For a scene with Frankenstein jumping off a diving board into a pool, though, it was back to cartoony animation. “You can’t film reference, so you just have to put yourself in that place,” he says. “What would I do if I wanted to go crazy and show off?”
Danaher was one of the first animators to create performances for Frankenstein; in fact, his early shots became a reference for the character. “Frank was interesting,” he says. “In a way, he has a very Genndy kind of design. He’s shaped like a big tombstone. A large hump with massive feet. His legs go straight down. He has a relatively small head buried in this tombstone silhouette. One thing I talked about with the animation director is that maybe his limbs become slightly disconnected. If he tries to gesture with a hand, it goes limp and he has to jam it back in the socket. Working with him was really fun.”

Both animators feel that this film taught them new ways of working. For Danaher, the film became a learning experience in ways he didn’t anticipate. “One thing I will definitely incorporate into my workflow is to do drawings of what I want my poses to look like,” he says. “Even if I have a clear image in my head of what I want, I’ve learned to go ahead and draw it, bring the drawing in to Maya or a window nearby, and compare the pose directly with the drawing. I always ended up pushing the pose farther than I thought I could.”

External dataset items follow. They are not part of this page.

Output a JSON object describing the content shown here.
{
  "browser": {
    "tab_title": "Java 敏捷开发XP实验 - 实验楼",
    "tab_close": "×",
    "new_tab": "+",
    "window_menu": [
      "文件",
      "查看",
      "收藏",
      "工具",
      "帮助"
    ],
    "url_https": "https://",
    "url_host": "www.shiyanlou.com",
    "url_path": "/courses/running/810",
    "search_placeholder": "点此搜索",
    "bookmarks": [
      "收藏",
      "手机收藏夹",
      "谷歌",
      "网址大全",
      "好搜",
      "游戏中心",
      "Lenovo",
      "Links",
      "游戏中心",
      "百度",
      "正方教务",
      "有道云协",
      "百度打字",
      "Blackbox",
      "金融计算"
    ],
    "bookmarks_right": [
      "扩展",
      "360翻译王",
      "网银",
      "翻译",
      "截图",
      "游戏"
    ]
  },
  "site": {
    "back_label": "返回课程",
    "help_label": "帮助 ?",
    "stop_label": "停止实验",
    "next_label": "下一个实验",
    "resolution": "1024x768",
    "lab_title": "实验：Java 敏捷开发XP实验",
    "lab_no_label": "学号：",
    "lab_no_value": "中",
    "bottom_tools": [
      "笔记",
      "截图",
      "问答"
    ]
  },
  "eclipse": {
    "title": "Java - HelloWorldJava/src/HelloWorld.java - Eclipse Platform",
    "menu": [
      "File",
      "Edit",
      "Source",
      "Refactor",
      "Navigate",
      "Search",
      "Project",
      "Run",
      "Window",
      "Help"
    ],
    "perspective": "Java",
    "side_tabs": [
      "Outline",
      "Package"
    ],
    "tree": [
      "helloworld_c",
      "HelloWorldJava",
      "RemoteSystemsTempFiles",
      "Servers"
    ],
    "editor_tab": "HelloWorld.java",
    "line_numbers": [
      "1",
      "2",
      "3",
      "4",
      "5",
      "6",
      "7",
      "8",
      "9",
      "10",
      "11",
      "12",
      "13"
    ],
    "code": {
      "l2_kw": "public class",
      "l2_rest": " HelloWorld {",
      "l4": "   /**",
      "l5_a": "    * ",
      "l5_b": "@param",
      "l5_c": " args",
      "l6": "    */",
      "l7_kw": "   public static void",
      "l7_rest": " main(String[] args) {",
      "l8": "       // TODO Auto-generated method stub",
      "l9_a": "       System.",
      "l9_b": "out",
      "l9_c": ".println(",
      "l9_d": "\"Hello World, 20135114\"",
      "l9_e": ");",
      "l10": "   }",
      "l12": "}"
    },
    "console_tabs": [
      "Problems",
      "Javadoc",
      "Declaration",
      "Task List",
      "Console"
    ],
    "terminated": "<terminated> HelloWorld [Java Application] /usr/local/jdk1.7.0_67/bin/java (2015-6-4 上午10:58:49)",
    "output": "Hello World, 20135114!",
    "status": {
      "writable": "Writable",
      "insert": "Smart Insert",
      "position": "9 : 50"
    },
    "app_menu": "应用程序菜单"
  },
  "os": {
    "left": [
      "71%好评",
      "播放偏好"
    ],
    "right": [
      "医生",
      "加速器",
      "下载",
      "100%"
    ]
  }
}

“There’s a tendency to pose and think I’ve got the parts roughly rotated and translated to match the pose,” he continues. “But when you look at the drawing, there’s so much more exaggeration you can get out of a character than you think you can. Having that loose, impressionistic, flat drawing reminds you how much farther you can go.”
Danaher says that he would draw now even if he were animating more natural human characters. “Something happens when you do a drawing,” he says. “It has more energy, life, action. A more organic quality. Even if I were animating a body double or a creature and wouldn’t be pushing, pulling, sculpting the character as far as on this film, I think it would help me inject extra life or expressiveness into the pose.”
For Malinowsky, the lesson learned was how to animate on the edge. A former engineer, Malinowsky’s choice to study with Animation Mentor changed his life. “Film was always an important part of my life,” he says. “Today, I am where I am because of Animation Mentor.” His first job was at Luma Pictures where he did simple, non-character animation. From there, he entered Rhythm & Hues Studios’ apprentice program and rolled onto Alvin and the Chipmunks. Now at Imageworks, he animated shots with Dracula and Jonathan as well as Mavis and Frankenstein.
“Generally, animating a character is kind of nerve wracking,” he says. “You don’t know if you’re supposed to push it. In this show, it was go for it. Do crazy stuff. I definitely learned how to push a character beyond what it’s designed for and that was something I hadn’t done before; taking a rig and pulling it to its max. Of course you have consequences, but it’s important. You want to try to do things people maybe haven’t done before. Being at that cusp, that edge, trying things people haven’t tried before … It’s exciting.”
Barbara Robertson is a freelance writer based in the San Francisco Bay Area.